Principal autor da Declaração de Independência em 1776 e terceiro presidente dos Estados Unidos (1801–1809), Jefferson escravizou mais de 600 pessoas e teve seis filhos com Sally Hemings, uma dessas pessoas escravizadas.
"Saber que nos sentávamos na presença de uma estátua em homenagem a um proprietário de escravos, que acreditava fundamentalmente que pessoas como eu não mereciam ter os mesmos direitos e liberdades que ele apontava na Declaração de Independência deixa-me numa situação profundamente desagradável", disse aquando do anúncio da decisão a vereadora afro-americana Adrienne Adams.
Após fortes discussões sobre a futura localização da estátua, a comissão também decidiu que será transferida para a Sociedade Histórica de Nova Iorque, que aceitou o empréstimo com a finalidade de "proteger o trabalho artístico e proporcionar as oportunidades de exibi-la num contexto educativo e histórico".
A professora da Faculdade de Direito de Harvard e especialista em Jefferson, Annette Gordon-Reed, também negra, não concordou com a decisão da Câmara.

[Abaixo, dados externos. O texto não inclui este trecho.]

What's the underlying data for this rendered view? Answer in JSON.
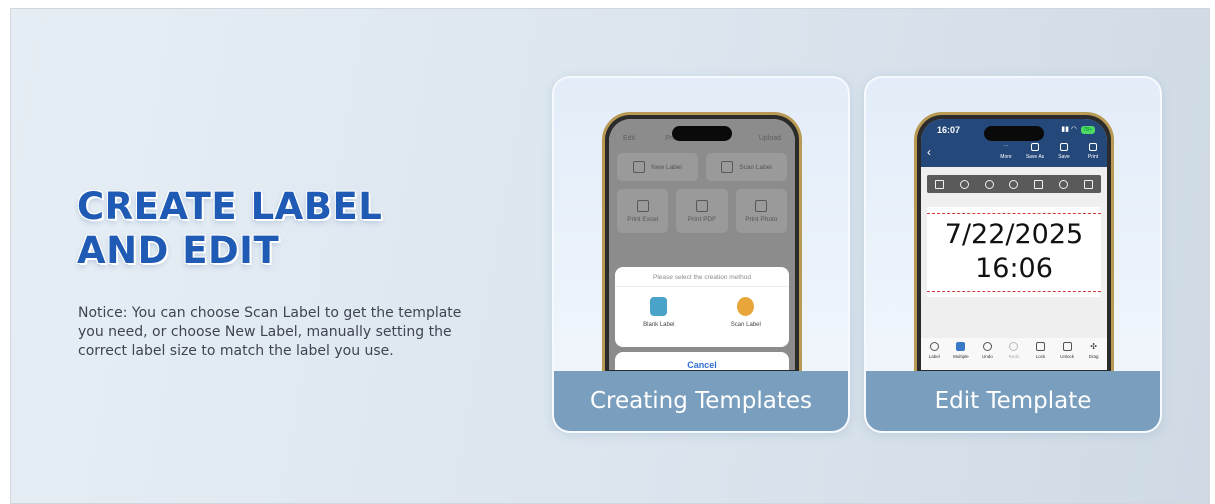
{
  "headline": {
    "line1": "CREATE LABEL",
    "line2": "AND EDIT"
  },
  "notice": "Notice: You can choose Scan Label to get the template you need, or choose New Label, manually setting the correct label size to match the label you use.",
  "cards": [
    {
      "caption": "Creating Templates",
      "screen": {
        "top_tabs": [
          "Edit",
          "Print",
          "Share",
          "Upload"
        ],
        "row1": [
          {
            "label": "New Label",
            "icon": "new-label-icon"
          },
          {
            "label": "Scan Label",
            "icon": "qr-icon"
          }
        ],
        "row2": [
          {
            "label": "Print Excel",
            "icon": "excel-icon"
          },
          {
            "label": "Print PDF",
            "icon": "pdf-icon"
          },
          {
            "label": "Print Photo",
            "icon": "photo-icon"
          }
        ],
        "sheet_title": "Please select the creation method",
        "options": [
          {
            "label": "Blank Label",
            "color": "#4aa3c8",
            "icon": "blank-label-icon"
          },
          {
            "label": "Scan Label",
            "color": "#e8a53a",
            "icon": "scan-label-icon"
          }
        ],
        "cancel": "Cancel"
      }
    },
    {
      "caption": "Edit Template",
      "screen": {
        "time": "16:07",
        "battery": "78+",
        "actions": [
          "More",
          "Save As",
          "Save",
          "Print"
        ],
        "label_line1": "7/22/2025",
        "label_line2": "16:06",
        "bottom_tools": [
          "Label",
          "Multiple",
          "Undo",
          "Redo",
          "Lock",
          "Unlock",
          "Drag"
        ]
      }
    }
  ]
}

"Entendo porque as pessoas querem retirá-la, embora não esteja de acordo. Seria bom que fosse exibida, acompanhada de uma explicação", escreveu no Twitter.
"Seria bom para todos. Poder-se-ia pensar em todo tipo de informação para acompanhá-la. Serviria para o objetivo histórico", acrescentou.

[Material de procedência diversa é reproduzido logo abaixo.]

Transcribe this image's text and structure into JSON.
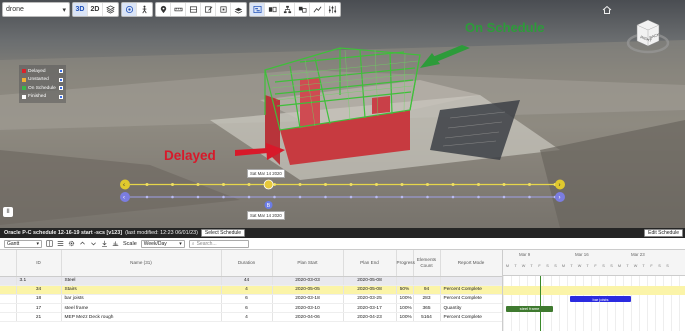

A estátua, feita em gesso seguindo o modelo em bronze de Jefferson exposto na rotunda do Capitólio, em Washington, foi encomendada em 1833 por Uriah P.Levy, o primeiro judeu comodoro na Marinha americana, para comemorar o apoio de um dos pais da Pátria à liberdade religiosa nas Forças Armadas.
Realizada pelo célebre artista francês Pierre-Jean David d'Angers, a estátua exposta em Washington foi dedicada ao povo americano e a cópia em gesso chegou à Câmara de Nova Iorque por volta de 1834.
Em 2019, a cidade de Jefferson, Charlottesville, na Virgínia, decidiu deixar de celebrar o feriado comemorativo do aniversário deste líder revolucionário que, junto com George Washington, John Adams, Benjamin Franklin, Alexander Hamilton, John Jay e James Madison, uniu as Treze Colónias e liderou a guerra da independência do Reino Unido, que originou o surgimento dos Estados Unidos nas últimas décadas do século XVIII.
Assim como muitas regiões do mundo, como se viu recentemente com Cristóvão Colombo, cujo papel tem sido questionado pelos povos indígenas na América Latina, a cidade de Nova Iorque começou a refletir sobre muitas figuras históricas.
O presidente da câmara daquela que é uma das principais cidades norte-americanas, Bill de Blasio, anunciou que revisaria os "símbolos do ódio" da cidade depois dos distúrbios protagonizados por supremacistas brancos em 2017 em Charlottesville, Virgínia, que começaram como um simples protesto contra a retirada da estátua de Robert E. Lee.
Assim, foi retirada a estátua do pai da ginecologia moderna, Marion Sims, que aperfeiçoou suas técnicas usando escravas, e foi aprovada no começo do ano a retirada da de Theodoro Roosevelt, que fica na entrada do Museu de História Natural, o que ainda não se concretizou.